On Tue, Jun 25, 2019 at 10:48:42AM +0200, Miro HronĨok wrote:
On 25. 06. 19 9:50, Pierre-Yves Chibon wrote:
> > > > > > I would say the scoping should happen (e.g. in copr) first,
then we'll
> > > > > > know what the scope (and hence feasibility) of this change
truly is.
> > > > >
> > > > > What will the scoping actually tell us? If it tells us that X
hundred packages
> > > > > need to add BR for python3-test, we'll just do that and
report the list to
> > > > > upstream. We can do that during the mass rebuild.
> > > >
> > > > If there would indeed be X hundred packages affected, would this
move
> > > > still make sense? The python3-test subpackage is even larger than
most
> > > > of the rest of python3 combined, and the vast majority of it is
> > > > irrelevant to other packages. Such usage would indicate to me that
> > > > some work needs to be done within the ecosystem to respect its
official
> > > > status as internal-only. (Perhaps, in that case, a move to python3-
> > > > devel could be considered instead.)
> > >
> > > Good questions. What number of affected packages do you think would be
crucial?
> > > I say X hundred, because I don't anticipate it will go to thousands.
However
> > > with 3000 Python packages, couple hundreds is IMHO not a big deal. Note
that
> > > this is build dependency, not a runtime one.
> >
> > Nevertheless, there has been a great deal of effort recently to shrink
> > buildroots and speed up build times. Having to add BR: python3-test to
> > packages would mean adding a download of ~9MiB and an installation of
> > ~3K files to every single affected package's build time. IMO this
> > needs to be fully scoped before consideration.
>
> Wait a minute, adding a BR python3-test would mean an additional 9MiB ok, but
> currently these files are part of python3-libs which *every packages* get.

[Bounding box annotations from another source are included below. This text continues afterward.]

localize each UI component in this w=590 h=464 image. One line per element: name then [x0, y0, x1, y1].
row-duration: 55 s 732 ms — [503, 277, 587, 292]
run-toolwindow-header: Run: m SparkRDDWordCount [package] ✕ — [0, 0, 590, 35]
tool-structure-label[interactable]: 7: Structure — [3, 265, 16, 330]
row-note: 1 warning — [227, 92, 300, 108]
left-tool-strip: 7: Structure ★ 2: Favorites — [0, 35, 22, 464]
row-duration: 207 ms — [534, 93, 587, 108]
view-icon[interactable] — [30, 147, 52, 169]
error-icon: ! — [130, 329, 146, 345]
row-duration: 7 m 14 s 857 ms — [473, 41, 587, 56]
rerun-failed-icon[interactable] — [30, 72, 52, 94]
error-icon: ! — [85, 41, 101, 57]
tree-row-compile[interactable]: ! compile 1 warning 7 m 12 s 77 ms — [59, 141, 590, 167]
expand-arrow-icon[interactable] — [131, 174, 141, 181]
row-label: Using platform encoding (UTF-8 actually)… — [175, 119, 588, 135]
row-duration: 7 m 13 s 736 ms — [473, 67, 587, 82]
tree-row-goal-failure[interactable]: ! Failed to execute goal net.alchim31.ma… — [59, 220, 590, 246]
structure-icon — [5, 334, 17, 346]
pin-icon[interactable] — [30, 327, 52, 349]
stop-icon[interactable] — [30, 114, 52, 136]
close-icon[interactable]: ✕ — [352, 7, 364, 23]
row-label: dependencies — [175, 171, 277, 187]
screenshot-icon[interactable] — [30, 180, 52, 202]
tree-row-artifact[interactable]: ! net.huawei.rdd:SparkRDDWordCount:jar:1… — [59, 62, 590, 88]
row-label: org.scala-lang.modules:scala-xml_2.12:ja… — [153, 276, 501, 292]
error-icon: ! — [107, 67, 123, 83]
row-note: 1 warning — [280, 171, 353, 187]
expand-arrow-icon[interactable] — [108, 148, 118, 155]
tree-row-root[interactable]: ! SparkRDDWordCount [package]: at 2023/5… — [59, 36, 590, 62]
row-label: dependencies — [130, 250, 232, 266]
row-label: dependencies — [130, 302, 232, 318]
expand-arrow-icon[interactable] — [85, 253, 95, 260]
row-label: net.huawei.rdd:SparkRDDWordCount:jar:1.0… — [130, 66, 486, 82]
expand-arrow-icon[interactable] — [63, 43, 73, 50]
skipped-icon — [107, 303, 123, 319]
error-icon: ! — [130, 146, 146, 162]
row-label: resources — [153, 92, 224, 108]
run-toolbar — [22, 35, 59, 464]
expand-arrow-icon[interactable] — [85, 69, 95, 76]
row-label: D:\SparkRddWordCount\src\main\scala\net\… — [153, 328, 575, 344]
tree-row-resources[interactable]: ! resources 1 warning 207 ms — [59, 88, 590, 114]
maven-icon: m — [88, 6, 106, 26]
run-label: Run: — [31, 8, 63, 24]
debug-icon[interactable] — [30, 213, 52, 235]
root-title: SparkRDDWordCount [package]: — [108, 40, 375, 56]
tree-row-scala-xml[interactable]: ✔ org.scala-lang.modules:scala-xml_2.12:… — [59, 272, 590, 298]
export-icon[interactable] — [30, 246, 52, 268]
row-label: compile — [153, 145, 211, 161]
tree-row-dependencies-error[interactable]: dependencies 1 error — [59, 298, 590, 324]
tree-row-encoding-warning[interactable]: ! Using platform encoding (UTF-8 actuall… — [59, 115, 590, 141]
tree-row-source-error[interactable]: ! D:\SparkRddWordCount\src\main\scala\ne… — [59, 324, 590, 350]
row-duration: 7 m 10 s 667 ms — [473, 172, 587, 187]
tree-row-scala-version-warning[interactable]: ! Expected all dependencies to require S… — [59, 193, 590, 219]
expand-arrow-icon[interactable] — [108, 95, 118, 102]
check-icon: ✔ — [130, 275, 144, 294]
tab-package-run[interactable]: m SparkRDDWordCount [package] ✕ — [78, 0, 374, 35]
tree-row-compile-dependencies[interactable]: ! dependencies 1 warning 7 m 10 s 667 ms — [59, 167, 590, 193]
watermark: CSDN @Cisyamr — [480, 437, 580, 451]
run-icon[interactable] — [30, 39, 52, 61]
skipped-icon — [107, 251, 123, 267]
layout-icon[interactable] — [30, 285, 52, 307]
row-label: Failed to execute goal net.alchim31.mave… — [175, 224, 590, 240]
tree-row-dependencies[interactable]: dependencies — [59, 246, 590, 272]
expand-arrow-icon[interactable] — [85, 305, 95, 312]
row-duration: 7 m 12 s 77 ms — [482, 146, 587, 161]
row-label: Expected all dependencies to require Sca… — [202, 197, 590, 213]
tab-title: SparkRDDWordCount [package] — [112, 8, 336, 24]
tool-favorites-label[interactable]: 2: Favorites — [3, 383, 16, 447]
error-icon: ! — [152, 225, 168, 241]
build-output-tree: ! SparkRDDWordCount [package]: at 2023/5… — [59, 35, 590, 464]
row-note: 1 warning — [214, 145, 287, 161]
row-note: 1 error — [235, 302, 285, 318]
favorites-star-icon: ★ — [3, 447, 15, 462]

> In other words, for the packages that require python3-test the amount of data
> downloaded doesn't change while for all the packages that do *not* require
> python3-test, the amount of data is reduced.
> This sounds like a win to me :)
Unfortunately, this is not correct.
python3-test already is large.
We just move a small bit of python3-libs (test.support) and we move it to
python3-test for consistency.
test.support is 396K installed (for Python 3.8).
Arf, then it's a lesser win than I thought.
Have you considered doing a python3-test-support subpackage? This would allow
the separate package and thus give you the information you're looking for as
well as avoid downloading the entire python3-test for these few files.